There are two other critical aspects for essential system change. Standardized tests must go and be replaced by new assessments which are already presenting themselves (performance based and pertaining to both academic and practical skills). If equity is to be addressed new pedagogies linking to a range of cultures will be essential. And direct support for non-educational well-being will be required (see my point with respect to Driver number 3 (equality investments).

In short, Well-being/Learning, and Cognitive Skills as a set is the driver.

  • Driver 2: Social-Machine Intelligence. With respect to the second set social and machine intelligence we need to move to a more integrated set. In the drivers report I deliberately short-changed machine intelligence because it had the advantage of big money and seem to have a built-in market position. By comparison social intelligence was not progressing (social trust for example is about half of what it was in the 1960s). If anything, Covid 19 has enabled the increased presence of machines. Perhaps a more balanced question is the one asked by Anthony Seldon et al (2020) – ‘will artificial intelligence enrich or diminish humanity’.
  • Driver 3: Equality-Investments—Austerity. All the drivers intersect to form an overall set. Investments obviously cross over. This driver set is quite complex but let’s consider the obvious. Equity (and eventual equality requires “targeted” investment. So far the money has been wasted (in the sense that equality has steadily lessened since the late 1970s. Early childhood is one obvious quality investment. But what about essential non-school factors:  health, safety, food, shelter. In California where we work school districts are combining non-school and school factors. I said this was complex: massive amounts of short-term money has become available with little capacity about how and where to spend it. More problems: equality investments, debt, inflation. Another reminder that the four sets of drivers must form an interrelated set. But for sure, money needs to be invested in equity and equality in order for the whole society to survive and prosper.
  • Driver 4 : Systemness-Fragmentation. Systemness is getting more and more intriguing to me. It is more and more clear that we should not seek, nor expect it from the top (The top may enable it with policy and investments but will never ‘cause’ the whole system to improve (for one thing system improvement is too complex; for another turnover of top leadership is endemic). I define systemness as the degree to which more and more people at each of the three levels (local, middle, and top) become aware of and interact with people within in and across their levels in relation to common goals of improving learning and well-being.  A good example if the state of Victoria’s recent action guideline called FISO (framework for improving student outcomes). In the center of the model is ‘Learning and Well-being); five elements (focusing on making it happen) surround it: Leadership, Assessment, Support and Resources, Engagement, and Teaching and Learning.  Note these enabling local development ideas are coming from the policy level.
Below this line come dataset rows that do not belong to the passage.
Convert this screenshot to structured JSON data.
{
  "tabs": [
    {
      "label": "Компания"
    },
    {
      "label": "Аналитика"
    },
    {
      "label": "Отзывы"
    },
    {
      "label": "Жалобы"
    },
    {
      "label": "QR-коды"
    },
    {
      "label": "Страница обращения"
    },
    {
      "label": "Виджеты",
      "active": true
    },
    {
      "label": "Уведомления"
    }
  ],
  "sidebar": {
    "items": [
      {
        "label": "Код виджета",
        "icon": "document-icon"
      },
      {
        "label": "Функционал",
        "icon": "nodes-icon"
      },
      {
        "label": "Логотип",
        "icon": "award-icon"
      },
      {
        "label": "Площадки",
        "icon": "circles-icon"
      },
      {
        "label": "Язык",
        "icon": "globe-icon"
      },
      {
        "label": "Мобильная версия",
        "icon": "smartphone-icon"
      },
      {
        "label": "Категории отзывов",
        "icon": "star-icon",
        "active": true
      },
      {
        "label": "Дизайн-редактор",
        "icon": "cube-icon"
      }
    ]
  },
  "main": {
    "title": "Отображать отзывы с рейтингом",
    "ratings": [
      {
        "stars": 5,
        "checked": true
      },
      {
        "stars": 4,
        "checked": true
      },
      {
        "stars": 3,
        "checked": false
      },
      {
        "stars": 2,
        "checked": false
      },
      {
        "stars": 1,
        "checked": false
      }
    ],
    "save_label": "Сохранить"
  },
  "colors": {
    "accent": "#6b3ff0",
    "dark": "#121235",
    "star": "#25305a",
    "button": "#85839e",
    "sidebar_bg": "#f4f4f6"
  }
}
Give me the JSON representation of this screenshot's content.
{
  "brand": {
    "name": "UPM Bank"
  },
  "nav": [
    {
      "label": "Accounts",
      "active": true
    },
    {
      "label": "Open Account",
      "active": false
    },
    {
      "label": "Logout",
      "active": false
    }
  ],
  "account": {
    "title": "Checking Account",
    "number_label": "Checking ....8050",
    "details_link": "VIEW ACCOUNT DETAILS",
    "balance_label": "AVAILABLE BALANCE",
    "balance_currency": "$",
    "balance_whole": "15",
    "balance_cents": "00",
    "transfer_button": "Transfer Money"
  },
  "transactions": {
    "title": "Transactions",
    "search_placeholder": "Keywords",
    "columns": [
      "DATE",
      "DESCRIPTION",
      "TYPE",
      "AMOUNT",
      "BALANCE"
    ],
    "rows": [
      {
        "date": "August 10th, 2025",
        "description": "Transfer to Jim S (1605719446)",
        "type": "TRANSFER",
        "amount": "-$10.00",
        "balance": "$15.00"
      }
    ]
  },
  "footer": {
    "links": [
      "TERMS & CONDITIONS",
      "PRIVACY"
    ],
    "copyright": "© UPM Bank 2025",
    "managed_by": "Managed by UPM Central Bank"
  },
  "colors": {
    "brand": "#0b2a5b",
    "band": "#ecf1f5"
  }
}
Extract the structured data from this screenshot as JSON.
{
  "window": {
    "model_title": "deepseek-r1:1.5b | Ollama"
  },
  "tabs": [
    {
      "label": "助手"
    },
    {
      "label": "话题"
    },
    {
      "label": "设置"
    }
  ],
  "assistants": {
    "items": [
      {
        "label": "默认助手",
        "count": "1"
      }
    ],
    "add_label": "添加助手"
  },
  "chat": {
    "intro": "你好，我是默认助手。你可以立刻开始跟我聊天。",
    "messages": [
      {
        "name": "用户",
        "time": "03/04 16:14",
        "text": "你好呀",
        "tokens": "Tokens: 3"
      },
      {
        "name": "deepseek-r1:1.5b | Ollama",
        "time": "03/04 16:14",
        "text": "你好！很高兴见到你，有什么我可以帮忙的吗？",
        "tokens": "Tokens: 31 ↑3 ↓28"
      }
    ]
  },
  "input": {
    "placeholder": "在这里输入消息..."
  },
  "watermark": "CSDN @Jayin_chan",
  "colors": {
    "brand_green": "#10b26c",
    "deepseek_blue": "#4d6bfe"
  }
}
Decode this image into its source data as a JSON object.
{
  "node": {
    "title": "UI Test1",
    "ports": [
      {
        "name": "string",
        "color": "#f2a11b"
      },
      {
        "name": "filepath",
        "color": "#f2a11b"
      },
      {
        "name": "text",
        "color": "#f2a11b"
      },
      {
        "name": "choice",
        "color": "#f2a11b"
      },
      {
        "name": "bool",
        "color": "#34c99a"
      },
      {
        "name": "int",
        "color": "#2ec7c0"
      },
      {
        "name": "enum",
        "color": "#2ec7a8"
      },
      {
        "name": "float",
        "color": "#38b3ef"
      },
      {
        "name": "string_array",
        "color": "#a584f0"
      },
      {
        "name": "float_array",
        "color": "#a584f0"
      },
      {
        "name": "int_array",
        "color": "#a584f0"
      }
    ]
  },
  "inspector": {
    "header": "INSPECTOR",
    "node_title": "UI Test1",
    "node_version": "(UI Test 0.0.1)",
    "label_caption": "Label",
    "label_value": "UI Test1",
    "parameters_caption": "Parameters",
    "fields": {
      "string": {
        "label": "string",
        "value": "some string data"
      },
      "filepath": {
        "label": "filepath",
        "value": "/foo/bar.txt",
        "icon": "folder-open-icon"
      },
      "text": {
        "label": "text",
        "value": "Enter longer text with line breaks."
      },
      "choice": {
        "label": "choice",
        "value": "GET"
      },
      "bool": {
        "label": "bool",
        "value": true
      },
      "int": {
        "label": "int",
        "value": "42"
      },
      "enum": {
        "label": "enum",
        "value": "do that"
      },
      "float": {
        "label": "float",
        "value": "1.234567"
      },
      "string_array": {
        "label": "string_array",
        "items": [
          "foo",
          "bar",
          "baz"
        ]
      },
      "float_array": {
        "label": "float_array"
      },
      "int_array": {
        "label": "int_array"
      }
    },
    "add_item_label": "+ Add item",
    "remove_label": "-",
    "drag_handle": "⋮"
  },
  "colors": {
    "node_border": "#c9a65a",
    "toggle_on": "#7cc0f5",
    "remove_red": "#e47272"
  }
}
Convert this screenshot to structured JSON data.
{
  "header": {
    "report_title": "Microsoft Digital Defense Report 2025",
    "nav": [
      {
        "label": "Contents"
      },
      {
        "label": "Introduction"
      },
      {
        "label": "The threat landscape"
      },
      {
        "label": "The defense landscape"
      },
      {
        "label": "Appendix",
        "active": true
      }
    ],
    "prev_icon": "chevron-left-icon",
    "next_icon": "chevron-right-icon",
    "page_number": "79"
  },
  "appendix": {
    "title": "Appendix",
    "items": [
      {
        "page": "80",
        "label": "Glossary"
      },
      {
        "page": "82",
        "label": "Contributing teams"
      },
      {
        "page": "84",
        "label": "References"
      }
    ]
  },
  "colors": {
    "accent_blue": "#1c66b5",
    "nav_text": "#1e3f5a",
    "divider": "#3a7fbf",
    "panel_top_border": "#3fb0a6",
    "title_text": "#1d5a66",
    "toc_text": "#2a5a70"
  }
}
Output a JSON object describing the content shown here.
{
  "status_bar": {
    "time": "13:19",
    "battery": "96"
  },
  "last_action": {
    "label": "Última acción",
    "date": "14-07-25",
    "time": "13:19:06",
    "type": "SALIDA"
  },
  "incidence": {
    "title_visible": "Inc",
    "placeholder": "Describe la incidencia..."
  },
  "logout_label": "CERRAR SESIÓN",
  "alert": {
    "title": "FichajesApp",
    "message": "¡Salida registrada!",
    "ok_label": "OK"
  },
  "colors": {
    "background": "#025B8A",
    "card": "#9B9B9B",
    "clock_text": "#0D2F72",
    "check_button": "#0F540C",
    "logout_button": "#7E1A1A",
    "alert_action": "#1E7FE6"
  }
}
Similarly the Scotland example that I mentioned at the outset seems to be making headway on the number of people at all levels who are attempting to make lateral and vertical cross connection, i.e they are becoming ‘systemness players’.
This image shows the ‘Right Drivers’ revisited.

I intend this note to be an informal commentary 10 months into a new way of thinking about and going about system change—a model that attempts to combine, reconcile and integrate previously separate of missing factors. I look forward to more interaction with systems moving in the direction of a better set of drivers.

References

Fullan, M. (2021) The right drivers for whole system success. The right drivers for whole system success. Melbourne: Center for Strategic Education (CSE Leading Education series.

Goodhart, D. (2020) Head, hand & heart. New York: Free Press.

Seldon, A. et al. (2020). The fourth education revolution reconsidered: Will artificial intelligence enrich humanity. The University of Buckingham Press.